Battling its Japanese gaming rivals on their home turf hasn't been easy for Microsoft Corp.
Its Xbox 360 game console runs a distant third in sales here behind Sony Corp.'s PlayStation 3 console and Nintendo Co.'s Wii.
But the Seattle-based company is armed with a new weapon — its new controller-free Kinect game technology — that it hopes will convince Japanese consumers to embrace the Xbox 360.
The company introduced the highly anticipated Kinect to the Japanese media Wednesday, touting its ability to broaden the Xbox's appeal to the entire family.
Once known as Project Natal, Kinect stretches the concept of motion capture that propelled the Wii's global success. But Microsoft eliminated the controller completely. Kinect relies instead on a camera system that recognizes gestures and voices, enabling players to control on-screen avatars in action and sports games simply by moving their own bodies.

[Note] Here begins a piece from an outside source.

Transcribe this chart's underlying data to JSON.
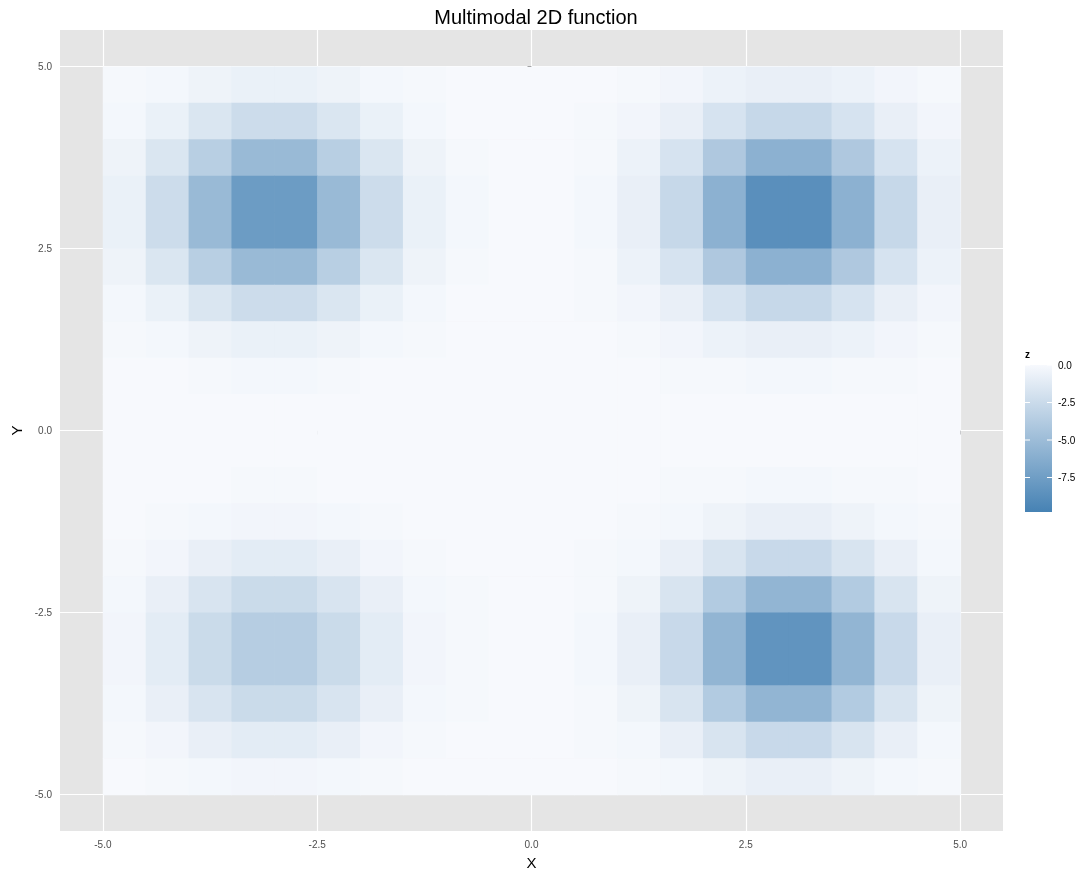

"All you have to do is play (Kinect), or watch people play it," said Takashi Sensui, head of Microsoft's home and entertainment division in Japan. "It's nothing you've seen, and it's a brand new experience that I think a lot of people will be attracted to."
Until now, the Xbox has been known as the device to play hard-core shooter games such as "Halo." In the U.S., Microsoft ranks second in console sales after Nintendo, just ahead of Sony.
Microsoft has some catching up to do in Japan. As of last week, it had sold some 150,000 Xbox 360 console this calendar year, according to Media Create Co., a Tokyo-based gaming market research company. Nintendo sold about a million Wii units during the same period, while Sony sold just under a million.
Sensui said Kinect would help Xbox close the sales gap and maybe even surpass rivals "eventually."
Microsoft said Kinect will launch in Japan on Nov. 20. It has previously announced that its global launch will begin Nov. 4 in North America, followed by Europe on Nov. 10.
Microsoft will release 10 Kinect-compatible games by the end of the year in Japan, including a brain-training game that requires players to use eye-brain-body coordination to answer various math and game puzzles. The game was developed with Japanese neuroscientist Ryuta Kawashima, who appears in a popular series of brain- training video games that drove sales of the Nintendo DS.
Kinect will be sold bundled with the Xbox or as a stand-alone system, which can be connected to existing consoles. It will cost $150 in the U.S. and 14,800 yen in Japan.